Le bruissement du temps ; l'âme affolée qui parcourt le monde à grandes enjambées...
Le cauchemar quotidien de ceux que la mort angoisse – battant la ville et la campagne en quête de (quelques) consolations...
Sans rien voir – sans rien savoir...
La vie qui passe – jusqu'au dernier soir – jusqu'au dernier souffle – jusqu'à la dernière poignée de terre que l'on jettera sur la planche qui recouvrira le corps...
La tête occupée par toutes sortes de tentations...
Et l'espoir d'aller aussi libre que le vent ; pas davantage qu'une volonté défaillante face à un amoncellement d'immondices...
Jouant – sans cesse – jouant à faire semblant ; s'abritant derrière mille mensonges – se parant de mille déguisements – sous la lumière (toujours aussi) peu encline à la duperie ; et sévère (si sévère) avec les histrions et les usurpateurs...

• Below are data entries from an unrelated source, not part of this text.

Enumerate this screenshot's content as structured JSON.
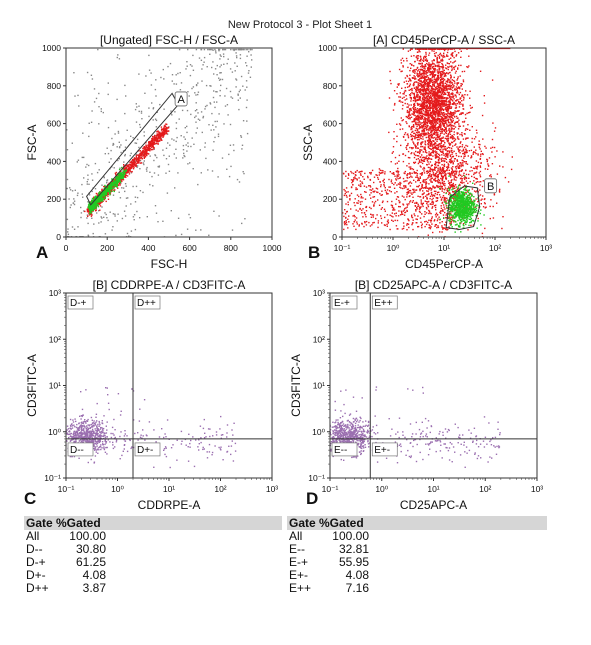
{
  "page_title": "New Protocol 3 - Plot Sheet 1",
  "colors": {
    "red": "#e41a1c",
    "green": "#22c922",
    "purple": "#9b6fb0",
    "gray": "#888888",
    "gate": "#555555"
  },
  "chart_data": [
    {
      "id": "A",
      "panel_letter": "A",
      "type": "scatter",
      "title": "[Ungated] FSC-H / FSC-A",
      "xlabel": "FSC-H",
      "ylabel": "FSC-A",
      "xscale": "linear",
      "yscale": "linear",
      "xlim": [
        0,
        1000
      ],
      "ylim": [
        0,
        1000
      ],
      "xticks": [
        "0",
        "200",
        "400",
        "600",
        "800",
        "1000"
      ],
      "yticks": [
        "0",
        "200",
        "400",
        "600",
        "800",
        "1000"
      ],
      "gates": [
        {
          "label": "A",
          "shape": "polygon"
        }
      ],
      "description_points": [
        [
          120,
          180
        ],
        [
          200,
          260
        ],
        [
          300,
          340
        ],
        [
          400,
          430
        ],
        [
          500,
          560
        ]
      ]
    },
    {
      "id": "B",
      "panel_letter": "B",
      "type": "scatter",
      "title": "[A] CD45PerCP-A / SSC-A",
      "xlabel": "CD45PerCP-A",
      "ylabel": "SSC-A",
      "xscale": "log",
      "yscale": "linear",
      "xlim": [
        0.1,
        1000
      ],
      "ylim": [
        0,
        1000
      ],
      "xticks": [
        "10⁻¹",
        "10⁰",
        "10¹",
        "10²",
        "10³"
      ],
      "yticks": [
        "0",
        "200",
        "400",
        "600",
        "800",
        "1000"
      ],
      "gates": [
        {
          "label": "B",
          "shape": "polygon"
        }
      ]
    },
    {
      "id": "C",
      "panel_letter": "C",
      "type": "scatter",
      "title": "[B] CDDRPE-A / CD3FITC-A",
      "xlabel": "CDDRPE-A",
      "ylabel": "CD3FITC-A",
      "xscale": "log",
      "yscale": "log",
      "xlim": [
        0.1,
        1000
      ],
      "ylim": [
        0.1,
        1000
      ],
      "xticks": [
        "10⁻¹",
        "10⁰",
        "10¹",
        "10²",
        "10³"
      ],
      "yticks": [
        "10⁻¹",
        "10⁰",
        "10¹",
        "10²",
        "10³"
      ],
      "quadrant_lines": {
        "x": 2,
        "y": 0.7
      },
      "quadrants": [
        "D-+",
        "D++",
        "D--",
        "D+-"
      ]
    },
    {
      "id": "D",
      "panel_letter": "D",
      "type": "scatter",
      "title": "[B] CD25APC-A / CD3FITC-A",
      "xlabel": "CD25APC-A",
      "ylabel": "CD3FITC-A",
      "xscale": "log",
      "yscale": "log",
      "xlim": [
        0.1,
        1000
      ],
      "ylim": [
        0.1,
        1000
      ],
      "xticks": [
        "10⁻¹",
        "10⁰",
        "10¹",
        "10²",
        "10³"
      ],
      "yticks": [
        "10⁻¹",
        "10⁰",
        "10¹",
        "10²",
        "10³"
      ],
      "quadrant_lines": {
        "x": 0.6,
        "y": 0.7
      },
      "quadrants": [
        "E-+",
        "E++",
        "E--",
        "E+-"
      ]
    }
  ],
  "tables": [
    {
      "header": [
        "Gate",
        "%Gated"
      ],
      "rows": [
        [
          "All",
          "100.00"
        ],
        [
          "D--",
          "30.80"
        ],
        [
          "D-+",
          "61.25"
        ],
        [
          "D+-",
          "4.08"
        ],
        [
          "D++",
          "3.87"
        ]
      ]
    },
    {
      "header": [
        "Gate",
        "%Gated"
      ],
      "rows": [
        [
          "All",
          "100.00"
        ],
        [
          "E--",
          "32.81"
        ],
        [
          "E-+",
          "55.95"
        ],
        [
          "E+-",
          "4.08"
        ],
        [
          "E++",
          "7.16"
        ]
      ]
    }
  ]
}
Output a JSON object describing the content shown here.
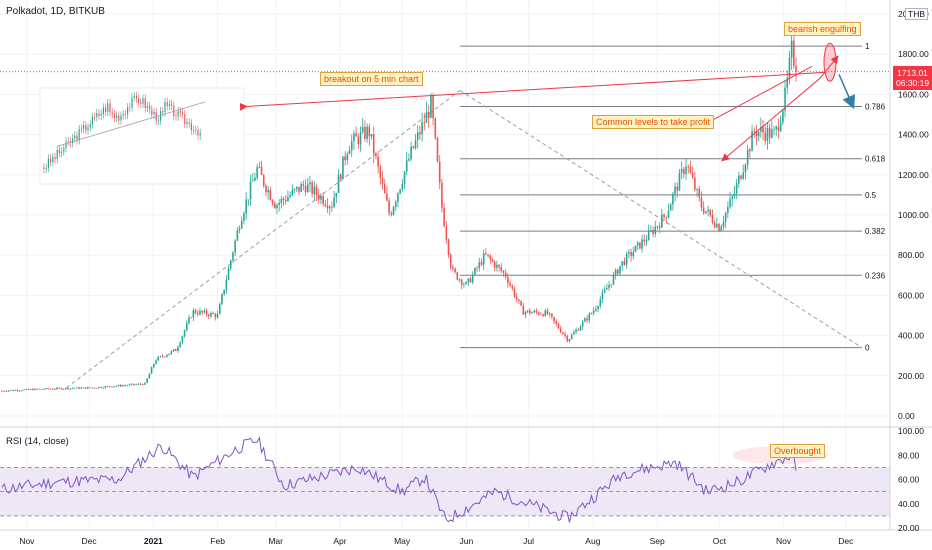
{
  "header": {
    "title": "Polkadot, 1D, BITKUB",
    "currency": "THB"
  },
  "price_tag": {
    "price": "1713.01",
    "countdown": "06:30:19"
  },
  "colors": {
    "up": "#26a69a",
    "down": "#ef5350",
    "fib_line": "#787b86",
    "rsi_line": "#7e57c2",
    "rsi_band": "#ede7f6",
    "annotation": "#f23645",
    "arrow_blue": "#2f7fa8"
  },
  "annotations": {
    "bearish_engulfing": "bearish engulfing",
    "breakout": "breakout on 5 min chart",
    "take_profit": "Common levels to take profit",
    "overbought": "Overbought"
  },
  "chart_data": [
    {
      "type": "candlestick",
      "title": "Polkadot, 1D, BITKUB",
      "x_tick_labels": [
        "Nov",
        "Dec",
        "2021",
        "Feb",
        "Mar",
        "Apr",
        "May",
        "Jun",
        "Jul",
        "Aug",
        "Sep",
        "Oct",
        "Nov",
        "Dec"
      ],
      "y_tick_labels": [
        "0.00",
        "200.00",
        "400.00",
        "600.00",
        "800.00",
        "1000.00",
        "1200.00",
        "1400.00",
        "1600.00",
        "1800.00",
        "2000.00"
      ],
      "ylim": [
        0,
        2000
      ],
      "last_price": 1713.01,
      "fib_levels": [
        {
          "ratio": "1",
          "price": 1840
        },
        {
          "ratio": "0.786",
          "price": 1540
        },
        {
          "ratio": "0.618",
          "price": 1280
        },
        {
          "ratio": "0.5",
          "price": 1100
        },
        {
          "ratio": "0.382",
          "price": 920
        },
        {
          "ratio": "0.236",
          "price": 700
        },
        {
          "ratio": "0",
          "price": 340
        }
      ],
      "close_path": [
        {
          "date": "2020-10-20",
          "close": 125
        },
        {
          "date": "2020-11-10",
          "close": 135
        },
        {
          "date": "2020-12-01",
          "close": 140
        },
        {
          "date": "2020-12-28",
          "close": 160
        },
        {
          "date": "2021-01-02",
          "close": 280
        },
        {
          "date": "2021-01-12",
          "close": 330
        },
        {
          "date": "2021-01-20",
          "close": 520
        },
        {
          "date": "2021-02-01",
          "close": 500
        },
        {
          "date": "2021-02-12",
          "close": 980
        },
        {
          "date": "2021-02-20",
          "close": 1230
        },
        {
          "date": "2021-03-01",
          "close": 1050
        },
        {
          "date": "2021-03-15",
          "close": 1150
        },
        {
          "date": "2021-03-28",
          "close": 1050
        },
        {
          "date": "2021-04-05",
          "close": 1350
        },
        {
          "date": "2021-04-15",
          "close": 1420
        },
        {
          "date": "2021-04-20",
          "close": 1200
        },
        {
          "date": "2021-04-25",
          "close": 1000
        },
        {
          "date": "2021-05-05",
          "close": 1300
        },
        {
          "date": "2021-05-15",
          "close": 1550
        },
        {
          "date": "2021-05-20",
          "close": 1050
        },
        {
          "date": "2021-05-25",
          "close": 720
        },
        {
          "date": "2021-06-01",
          "close": 650
        },
        {
          "date": "2021-06-10",
          "close": 800
        },
        {
          "date": "2021-06-20",
          "close": 700
        },
        {
          "date": "2021-06-28",
          "close": 520
        },
        {
          "date": "2021-07-10",
          "close": 510
        },
        {
          "date": "2021-07-20",
          "close": 380
        },
        {
          "date": "2021-08-01",
          "close": 520
        },
        {
          "date": "2021-08-15",
          "close": 760
        },
        {
          "date": "2021-08-28",
          "close": 900
        },
        {
          "date": "2021-09-05",
          "close": 1000
        },
        {
          "date": "2021-09-15",
          "close": 1260
        },
        {
          "date": "2021-09-22",
          "close": 1050
        },
        {
          "date": "2021-10-01",
          "close": 940
        },
        {
          "date": "2021-10-08",
          "close": 1100
        },
        {
          "date": "2021-10-18",
          "close": 1420
        },
        {
          "date": "2021-10-28",
          "close": 1400
        },
        {
          "date": "2021-11-02",
          "close": 1600
        },
        {
          "date": "2021-11-05",
          "close": 1830
        },
        {
          "date": "2021-11-07",
          "close": 1713
        }
      ]
    },
    {
      "type": "line",
      "title": "RSI (14, close)",
      "y_tick_labels": [
        "20.00",
        "40.00",
        "60.00",
        "80.00",
        "100.00"
      ],
      "ylim": [
        20,
        100
      ],
      "bands": {
        "upper": 70,
        "middle": 50,
        "lower": 30
      },
      "rsi_path": [
        {
          "date": "2020-10-20",
          "value": 52
        },
        {
          "date": "2020-11-15",
          "value": 58
        },
        {
          "date": "2020-12-15",
          "value": 60
        },
        {
          "date": "2021-01-05",
          "value": 88
        },
        {
          "date": "2021-01-20",
          "value": 62
        },
        {
          "date": "2021-02-10",
          "value": 85
        },
        {
          "date": "2021-02-20",
          "value": 93
        },
        {
          "date": "2021-03-05",
          "value": 55
        },
        {
          "date": "2021-04-10",
          "value": 70
        },
        {
          "date": "2021-05-01",
          "value": 50
        },
        {
          "date": "2021-05-12",
          "value": 62
        },
        {
          "date": "2021-05-22",
          "value": 26
        },
        {
          "date": "2021-06-15",
          "value": 50
        },
        {
          "date": "2021-07-20",
          "value": 28
        },
        {
          "date": "2021-08-15",
          "value": 65
        },
        {
          "date": "2021-09-10",
          "value": 74
        },
        {
          "date": "2021-09-25",
          "value": 50
        },
        {
          "date": "2021-10-10",
          "value": 58
        },
        {
          "date": "2021-10-25",
          "value": 72
        },
        {
          "date": "2021-11-05",
          "value": 80
        },
        {
          "date": "2021-11-07",
          "value": 70
        }
      ]
    }
  ]
}
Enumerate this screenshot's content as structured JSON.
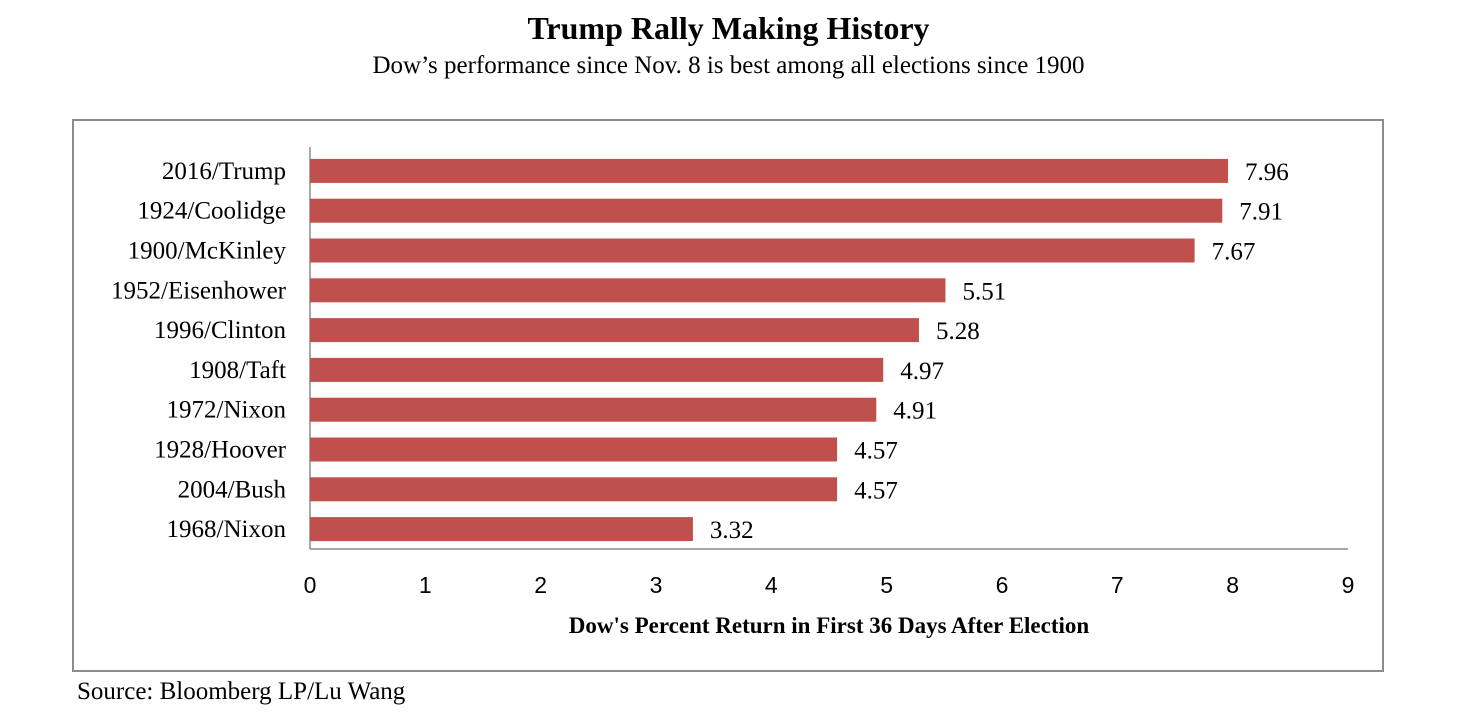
{
  "header": {
    "title": "Trump Rally Making History",
    "subtitle": "Dow’s performance since Nov. 8 is best among all elections since 1900"
  },
  "footer": {
    "source": "Source: Bloomberg LP/Lu Wang"
  },
  "colors": {
    "bar": "#c0504d",
    "axis": "#8c8c8c"
  },
  "chart_data": {
    "type": "bar",
    "orientation": "horizontal",
    "categories": [
      "2016/Trump",
      "1924/Coolidge",
      "1900/McKinley",
      "1952/Eisenhower",
      "1996/Clinton",
      "1908/Taft",
      "1972/Nixon",
      "1928/Hoover",
      "2004/Bush",
      "1968/Nixon"
    ],
    "values": [
      7.96,
      7.91,
      7.67,
      5.51,
      5.28,
      4.97,
      4.91,
      4.57,
      4.57,
      3.32
    ],
    "value_labels": [
      "7.96",
      "7.91",
      "7.67",
      "5.51",
      "5.28",
      "4.97",
      "4.91",
      "4.57",
      "4.57",
      "3.32"
    ],
    "xlabel": "Dow's Percent Return in First 36 Days After Election",
    "ylabel": "",
    "xlim": [
      0,
      9
    ],
    "xticks": [
      "0",
      "1",
      "2",
      "3",
      "4",
      "5",
      "6",
      "7",
      "8",
      "9"
    ],
    "grid": false,
    "legend": "none"
  }
}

Face à personne ; les mêmes attaques ; et autant (bien sûr) de coups d'épée dans l'eau ; ce qui (contre toute attente) décuple l'ambition – et la besogne – théâtrales...
*
Parmi d'Autres ; quelque chose comme le vent...
Le cœur du monde – aussi triste que les âmes...
Ce qui heurte ; et des fleurs aussi – comme un décor (principalement)...
La route qui serpente – la roue qui tournoie...
Le temps comme épris de lui-même – se courant après (en quelque sorte) – essayant de se rattraper...
Et l'air dans les bras de celui qui étreint...
Et le baiser dans le vide ou qui effleure la roche...
Comment ne pourrait-on apprécier la solitude...
Personne – sur ces rives – où la nuit s'étire sans fin...
Comme un long voyage ; ou un rêve, peut-être, que nul (jamais) ne pourra partager...
Écorché – contre les murs – des barbelés...
De la tendresse arrachée à coups de promesses – à coups de récompenses...
Et toutes ces pierres que l'on jette sur ceux qui résident hors du cercle...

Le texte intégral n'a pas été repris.